For me, there's only one thing that keeps L'Apprendista from being great, which is the lack of variety around the middle of the album.  While the songs from "Carmine" through "Il Labirinto" all have distinct characters due to their arrangements, their main tunes and chord progressions sound rather similar to me -- a problem made worse by the vocals, which aren't bad per se, but are rather flat and uninflected.  As a result, I sometimes find myself skipping "Cuore."  This is still a good album, but it's not on the level of Macchina Maccheronica. - Alex Temple [May 2002]

Click Here for Tracklist and Lineup Info




Macchina Maccheronica (1980)Macchina Maccheronica (1980)

It probably goes against some sort of Progweed policy for me to write a really gushy review.  But I figure that since nearly all of my reviews contain some amount of criticism, I'm entitled to this one.  Cause this album is amazing.  I thought L'Apprendista was good, but this one blows it out of the water.  In fact, it blows a lot of other RIO out of the water as well.  In terms of sheer compositional sophistication, this may be one of the most impressive works rock music has produced.  In terms of attitude, it reminds me of James Grigsby's work with the Motor Totemist Guild and U Totem, particularly in its stylistic eclecticism and its enormous debt to modern classical music.  On the surface, that doesn't seem so unusual -- all RIO is influenced by modern classical music to one degree or another-- but _Macchina Maccheronica_ takes it further: not only is it influenced by more experimental composers -- Berio and expressionist-era Schoenberg rather than the usual Stravinsky and Bartók -- but the rock element that can be found in many of the RIO bands is largely absent here.  I remember commenting to a friend at one point, "Well, it's certainly In Opposition..."

Actually, Macchina Maccheronica is a less-than-favorite for some prog fans, and maybe this lack of a rock base explains that.  What I hear, though, is a brilliantly composed album that takes an Ivesian delight in juxtaposing folky circus music with dense, thorny modernism.  The first two songs set up the dichotomy:  the title track is a catchy, driving song that combines the mood and instrumentation of circus music with the harmonic patterns of the Baroque (and a chorus that shows off Umberto Fiore's wonderful bass range), while "Le Lucciole" is a tangle of gestural, atonal convolutions and cross-rhythms.  There are aggressive, jagged passages that recall Henry Cow, but they don't last long, so the music never settles into a real "groove."  Still, even at its most abstract, the album never feels random or incoherent, particularly because the of vocal parts, many of which are almost modal and have a beautiful plaintiveness about them.

The sharp contrast between these opening tracks is not matched again until the end, with the highly elaborate "Verbale" and the rollicking "Somario."  In the middle of the album, the stylistic contrasts are subtler, allowing the opening of "Rumba Sugli Alberi" to segue from 16th century brass polyphony to modernism and back again without a seam audible.  There are also a few brief tracks thrown in as relief from the density of some of the longer pieces -- the four songs called "Madonina" are different arrangements of a quirky tune by Giovanni D'Anzi.  Particularly weird is "Enzo," recorded live in Milan, whose demented barbershop strains and goofy vocal noises ought to be irritating, but somehow manage to be really good.  It actually reminds me of Ligeti's Aventures, a strangely compelling piece based on grunts, shouts and sighs.

In short, the album kicks ass.  It's one of the best RIO albums I've ever heard.  Given the negative reviews it sometimes gets, I can't guarantee it'll be one of your favorites as well -- but I certainly hope so. - Alex Temple [May 2002]

Click Here for Tracklist and Lineup Info



Macchina Maccheronica (1980)Al Volo (1982)


Where the hell did THIS come from?
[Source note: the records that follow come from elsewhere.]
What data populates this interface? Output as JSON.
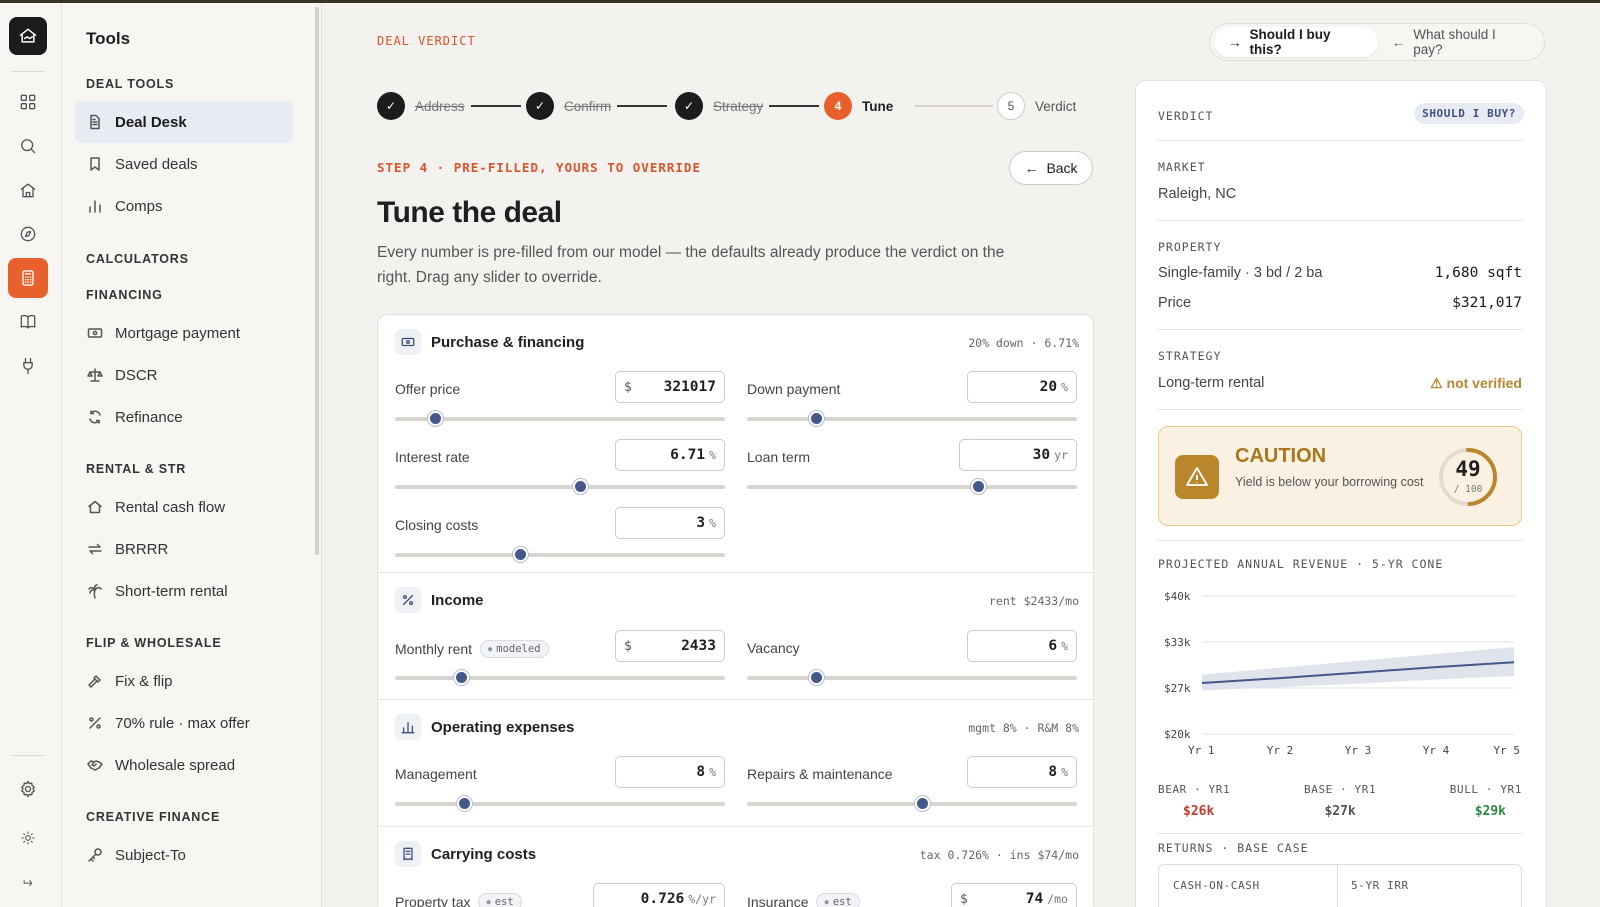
{
  "rail": {
    "icons": [
      "home-logo-icon",
      "grid-icon",
      "search-icon",
      "house-icon",
      "compass-icon",
      "calculator-icon",
      "book-icon",
      "plug-icon",
      "gear-icon",
      "sun-icon",
      "logout-icon"
    ]
  },
  "tools": {
    "title": "Tools",
    "deal_tools_label": "DEAL TOOLS",
    "deal_tools": [
      "Deal Desk",
      "Saved deals",
      "Comps"
    ],
    "calculators_label": "CALCULATORS",
    "financing_label": "FINANCING",
    "financing": [
      "Mortgage payment",
      "DSCR",
      "Refinance"
    ],
    "rental_label": "RENTAL & STR",
    "rental": [
      "Rental cash flow",
      "BRRRR",
      "Short-term rental"
    ],
    "flip_label": "FLIP & WHOLESALE",
    "flip": [
      "Fix & flip",
      "70% rule · max offer",
      "Wholesale spread"
    ],
    "creative_label": "CREATIVE FINANCE",
    "creative": [
      "Subject-To"
    ]
  },
  "header": {
    "eyebrow": "DEAL VERDICT",
    "toggle_buy": "Should I buy this?",
    "toggle_pay": "What should I pay?"
  },
  "steps": [
    {
      "num": "1",
      "label": "Address",
      "state": "done"
    },
    {
      "num": "2",
      "label": "Confirm",
      "state": "done"
    },
    {
      "num": "3",
      "label": "Strategy",
      "state": "done"
    },
    {
      "num": "4",
      "label": "Tune",
      "state": "current"
    },
    {
      "num": "5",
      "label": "Verdict",
      "state": "todo"
    }
  ],
  "tune": {
    "subhead": "STEP 4 · PRE-FILLED, YOURS TO OVERRIDE",
    "back_label": "Back",
    "title": "Tune the deal",
    "description": "Every number is pre-filled from our model — the defaults already produce the verdict on the right. Drag any slider to override."
  },
  "groups": {
    "purchase": {
      "title": "Purchase & financing",
      "summary": "20% down · 6.71%",
      "offer_price": {
        "label": "Offer price",
        "prefix": "$",
        "value": "321017",
        "slider": 0.12
      },
      "down_payment": {
        "label": "Down payment",
        "value": "20",
        "suffix": "%",
        "slider": 0.21
      },
      "interest_rate": {
        "label": "Interest rate",
        "value": "6.71",
        "suffix": "%",
        "slider": 0.56
      },
      "loan_term": {
        "label": "Loan term",
        "value": "30",
        "suffix": "yr",
        "slider": 0.7
      },
      "closing_costs": {
        "label": "Closing costs",
        "value": "3",
        "suffix": "%",
        "slider": 0.38
      }
    },
    "income": {
      "title": "Income",
      "summary": "rent $2433/mo",
      "monthly_rent": {
        "label": "Monthly rent",
        "tag": "modeled",
        "prefix": "$",
        "value": "2433",
        "slider": 0.2
      },
      "vacancy": {
        "label": "Vacancy",
        "value": "6",
        "suffix": "%",
        "slider": 0.21
      }
    },
    "opex": {
      "title": "Operating expenses",
      "summary": "mgmt 8% · R&M 8%",
      "management": {
        "label": "Management",
        "value": "8",
        "suffix": "%",
        "slider": 0.21
      },
      "repairs": {
        "label": "Repairs & maintenance",
        "value": "8",
        "suffix": "%",
        "slider": 0.53
      }
    },
    "carrying": {
      "title": "Carrying costs",
      "summary": "tax 0.726% · ins $74/mo",
      "property_tax": {
        "label": "Property tax",
        "tag": "est",
        "value": "0.726",
        "suffix": "%/yr"
      },
      "insurance": {
        "label": "Insurance",
        "tag": "est",
        "prefix": "$",
        "value": "74",
        "suffix": "/mo"
      }
    }
  },
  "verdict": {
    "label": "VERDICT",
    "badge": "SHOULD I BUY?",
    "market_label": "MARKET",
    "market": "Raleigh, NC",
    "property_label": "PROPERTY",
    "property_type": "Single-family · 3 bd / 2 ba",
    "sqft": "1,680 sqft",
    "price_label": "Price",
    "price": "$321,017",
    "strategy_label": "STRATEGY",
    "strategy": "Long-term rental",
    "strategy_status": "not verified",
    "caution_title": "CAUTION",
    "caution_text": "Yield is below your borrowing cost",
    "score": "49",
    "score_max": "/ 100",
    "score_fraction": 0.49,
    "revenue_label": "PROJECTED ANNUAL REVENUE · 5-YR CONE",
    "cases": [
      {
        "label": "BEAR · YR1",
        "value": "$26k",
        "color": "#c0392b"
      },
      {
        "label": "BASE · YR1",
        "value": "$27k",
        "color": "#1c1c1c"
      },
      {
        "label": "BULL · YR1",
        "value": "$29k",
        "color": "#2e8b3e"
      }
    ],
    "returns_label": "RETURNS · BASE CASE",
    "returns_cells": [
      "CASH-ON-CASH",
      "5-YR IRR"
    ]
  },
  "chart_data": {
    "type": "area",
    "categories": [
      "Yr 1",
      "Yr 2",
      "Yr 3",
      "Yr 4",
      "Yr 5"
    ],
    "y_ticks": [
      "$40k",
      "$33k",
      "$27k",
      "$20k"
    ],
    "ylim": [
      20,
      40
    ],
    "series": [
      {
        "values": [
          27.4,
          28.1,
          28.9,
          29.7,
          30.4
        ]
      }
    ],
    "band_low": [
      26.3,
      26.8,
      27.3,
      27.9,
      28.4
    ],
    "band_high": [
      28.6,
      29.6,
      30.6,
      31.6,
      32.6
    ],
    "grid": true,
    "line_color": "#45578b",
    "band_color": "#dfe3ec"
  }
}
Stormy Six are known for sounding different on every album, but no one would have predicted from the previous few increasingly complex and dissonant acoustic albums that they would turn up the electrics and go New Wave on us. Not poppy New Wave, but dark, aggressive, arty Euro New Wave. The closest comparison I can think of is to the spikier tracks on Wire's 154 ("Once is Enough") but that doesn't really work either, especially since formerly unaffected vocalist Umberto Fiori has turned into a decent approximation of the Archetypical Italian Prog Vocalist (think Gianni Leone, Alberto Piras, Demetrios Stratos), and traces of their RIOish past still creep in here and there too.

It's really quite a bizarre combination of styles, but for the most part it works very well. Admittedly, the album is a bit uneven: "Reparto Novità" drags a bit, and "Roma" is way too melodramatic (though it did grow on me eventually). There are also two bizarre songs that walk the line between awkwardness and beauty: "Panorama" and "Ragionamenti" both use the trappings of 80s electro-pop, but the chord progressions are all wrong, the melodies never quite do what they're supposed to, and the structures are weirdly aimless. The latter is particularly strange: halfway through, trilling vibraphones appear out of nowhere, in the wrong key, and lead into a section of solemn High Renaissance vocal harmonies, which dominate the rest of the song.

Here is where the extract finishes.